= Interfaith Center on Corporate Responsibility =

The Interfaith Center on Corporate Responsibility (ICCR) is an association advocating for corporate social responsibility. Its 300 member organizations comprise faith communities, asset managers, unions, pensions, NGOs and other investors. ICCR members engage hundreds of corporations annually in an effort to foster greater corporate accountability. ICCR's members file shareholder resolutions on issues such as climate change, human rights, corporate governance, financial practices, and other social and environmental concerns. The organization was founded in 1971.

ICCR also owns the EthVest database of shareholder resolutions.

== Members ==
ICCR members include faith communities, asset management companies, labor unions, pension funds, NGOs, and college and university endowment funds.

== Issues of concern ==
Shareholder resolutions span a wide range of issues. In recent years, the most active issues have included climate change; human rights including topics such as human trafficking, food safety and sustainability, water sustainability, and the affordability of medicines; corporate lobbying and corporate political contributions; corporate governance; financial practices and risk; and gun control.
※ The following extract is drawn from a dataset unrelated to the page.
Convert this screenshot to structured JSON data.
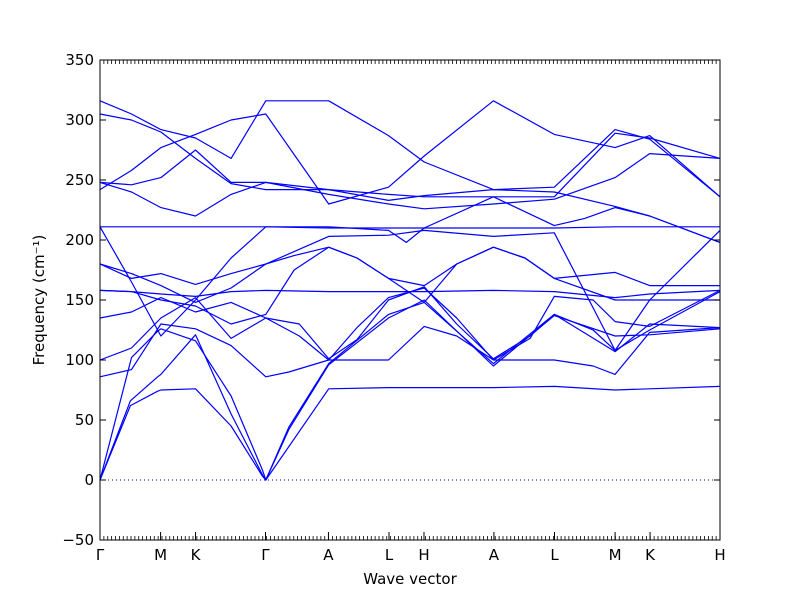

The Interfaith Center on Corporate Responsibility co-ordinated organizations using shareholder activism to influence firearms manufacturers to improve the safety of their products. The Interfaith Center on Corporate Responsibility supported shareholder resolutions asking American Outdoor Brands Corporation, the parent company of Smith & Wesson, and Sturm, Ruger & Co. to report to investors regarding the steps they are taking to reduce gun violence. Ruger opposed the resolution. BlackRock, the world's largest asset manager and Ruger's largest investor, and Institutional Shareholder Services and Glass Lewis, the two most important shareholder advisory firms in the United States, supported the resolution. At Ruger's annual meeting on May 9, 2018, a majority of shareholders voted in favor and Ruger said they would heed the resolution. The Brady Campaign to Prevent Gun Violence called the vote a "first-of-its-kind victory."